In Japan, the benchmark Nikkei 225 Stock Average closed down 7.92 per cent after falling as much as 8.46 per cent earlier. The broader Topix index was down 7.26 per cent.

China’s benchmark Shanghai Composite Index closed down 1.3 per cent.

Australia’s benchmark S&P/ASX200 finished the day down 3.28 per cent.

Economists said Britain's exit from the European Union - the so-called Brexit scenario voters backed in a Thursday referendum - was spooking markets because of the uncertainty connected to its implementation.

"The Brexit raises many possible scenarios and investors don't like uncertainty. There's quite a few unknowns: what will the UK Parliament think of this, will they try and reverse it in some way," said Patersons Securities economist Tony Farnham.

Daniel Vernazza, Lead UK Economist for Italy's UniCredit bank, said it was unclear whether Britain would continue to have unrestricted access to the EU's single market while it negotiates its exit from the bloc.

"[Britain] could unilaterally move to limit immigration from the EU and ignore rulings from the European Court of Justice before a withdrawal agreement is made, but in response the EU would surely suspend [Britain]'s access to the lucrative European single market," he wrote.

Denmark's Danske Bank said it expected Britain "to fall into recession" in the second half of the year, and the eurozone economy to follow suit, as a result of "falling investments due to higher uncertainty."

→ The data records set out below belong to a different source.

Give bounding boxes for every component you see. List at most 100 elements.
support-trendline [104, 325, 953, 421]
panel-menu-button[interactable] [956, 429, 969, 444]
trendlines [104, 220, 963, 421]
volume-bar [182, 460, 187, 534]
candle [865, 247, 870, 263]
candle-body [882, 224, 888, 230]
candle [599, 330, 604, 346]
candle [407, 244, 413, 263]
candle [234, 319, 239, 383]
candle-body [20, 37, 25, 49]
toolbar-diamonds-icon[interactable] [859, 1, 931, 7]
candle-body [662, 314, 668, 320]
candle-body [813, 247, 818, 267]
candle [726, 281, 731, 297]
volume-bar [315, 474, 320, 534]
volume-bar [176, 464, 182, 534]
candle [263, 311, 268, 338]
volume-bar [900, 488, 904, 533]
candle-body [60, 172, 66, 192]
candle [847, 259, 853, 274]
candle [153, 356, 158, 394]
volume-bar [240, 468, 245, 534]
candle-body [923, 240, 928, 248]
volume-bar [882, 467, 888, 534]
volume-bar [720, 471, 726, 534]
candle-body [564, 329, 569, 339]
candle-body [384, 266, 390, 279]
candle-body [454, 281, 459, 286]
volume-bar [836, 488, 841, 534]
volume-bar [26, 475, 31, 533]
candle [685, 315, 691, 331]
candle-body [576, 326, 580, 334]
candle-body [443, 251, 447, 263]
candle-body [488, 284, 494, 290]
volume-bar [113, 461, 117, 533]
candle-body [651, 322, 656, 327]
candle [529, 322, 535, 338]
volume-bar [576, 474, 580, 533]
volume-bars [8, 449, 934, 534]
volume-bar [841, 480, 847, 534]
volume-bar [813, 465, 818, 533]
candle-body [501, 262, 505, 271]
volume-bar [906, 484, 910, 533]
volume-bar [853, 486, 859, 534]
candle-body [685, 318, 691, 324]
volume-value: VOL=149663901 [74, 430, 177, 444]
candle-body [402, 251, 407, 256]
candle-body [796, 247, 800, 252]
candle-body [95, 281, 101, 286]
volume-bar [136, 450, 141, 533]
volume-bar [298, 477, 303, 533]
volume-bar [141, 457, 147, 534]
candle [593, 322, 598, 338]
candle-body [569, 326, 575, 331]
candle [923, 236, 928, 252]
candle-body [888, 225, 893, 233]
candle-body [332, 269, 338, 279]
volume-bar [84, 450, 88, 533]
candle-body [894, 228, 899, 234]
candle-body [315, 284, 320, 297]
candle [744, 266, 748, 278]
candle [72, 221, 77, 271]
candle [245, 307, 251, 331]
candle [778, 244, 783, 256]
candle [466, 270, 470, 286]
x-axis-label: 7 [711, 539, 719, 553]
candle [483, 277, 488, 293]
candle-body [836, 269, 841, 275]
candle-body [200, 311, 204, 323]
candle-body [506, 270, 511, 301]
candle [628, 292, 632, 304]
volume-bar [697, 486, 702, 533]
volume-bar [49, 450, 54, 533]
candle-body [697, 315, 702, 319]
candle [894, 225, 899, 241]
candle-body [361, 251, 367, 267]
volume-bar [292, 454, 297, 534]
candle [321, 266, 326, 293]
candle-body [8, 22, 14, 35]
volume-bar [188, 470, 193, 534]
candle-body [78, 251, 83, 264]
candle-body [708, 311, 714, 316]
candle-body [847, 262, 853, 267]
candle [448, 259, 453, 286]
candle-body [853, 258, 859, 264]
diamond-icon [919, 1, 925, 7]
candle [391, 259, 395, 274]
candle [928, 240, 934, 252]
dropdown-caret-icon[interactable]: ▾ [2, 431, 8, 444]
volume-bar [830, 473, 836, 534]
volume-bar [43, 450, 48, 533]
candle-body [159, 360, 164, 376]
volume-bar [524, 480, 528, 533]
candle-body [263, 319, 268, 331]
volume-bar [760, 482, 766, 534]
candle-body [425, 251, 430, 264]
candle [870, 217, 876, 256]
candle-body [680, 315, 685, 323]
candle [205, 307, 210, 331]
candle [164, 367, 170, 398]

The Bank of England tried to reassure markets, announcing in a statement that it was "monitoring developments closely," coordinating with other central banks and standing ready to "take all necessary steps to meet its responsibilities for monetary and financial stability."

According to Danske Bank, the Bank of England was likely to cut interest rates from 0.5 per cent to zero and expand its quantitative easing stimulus policy by 150-200 billion pounds to prop up the British economy.

The global turmoil linked to the Brexit was also probable to lead the US central bank, the Federal Reserve, to hold off on interest rate hikes for the rest of the year, Dutch bank ING's Chief Economist Rob Carnell wrote in a note.

Nick Kounis, Head of Macro and Financial Markets Research at ABN AMRO, another Dutch bank, said Brexit in itself "is not big enough to destabilize global growth and markets," but could if it inspired other EU members to leave, "raising the risk of EU/euro fragmentation."

The Institute of International Finance (IIF), a global representative of the financial industry, urged policymakers to act decisively to redefine British-EU relations.

"The full extent of the financial market and economic impact from Brexit will not be clear for some time, but it is sure to be very disruptive in the short term and a drag on economic growth and employment in the longer term–especially for [Britain,]" IIF President and CEO Tim Adams said.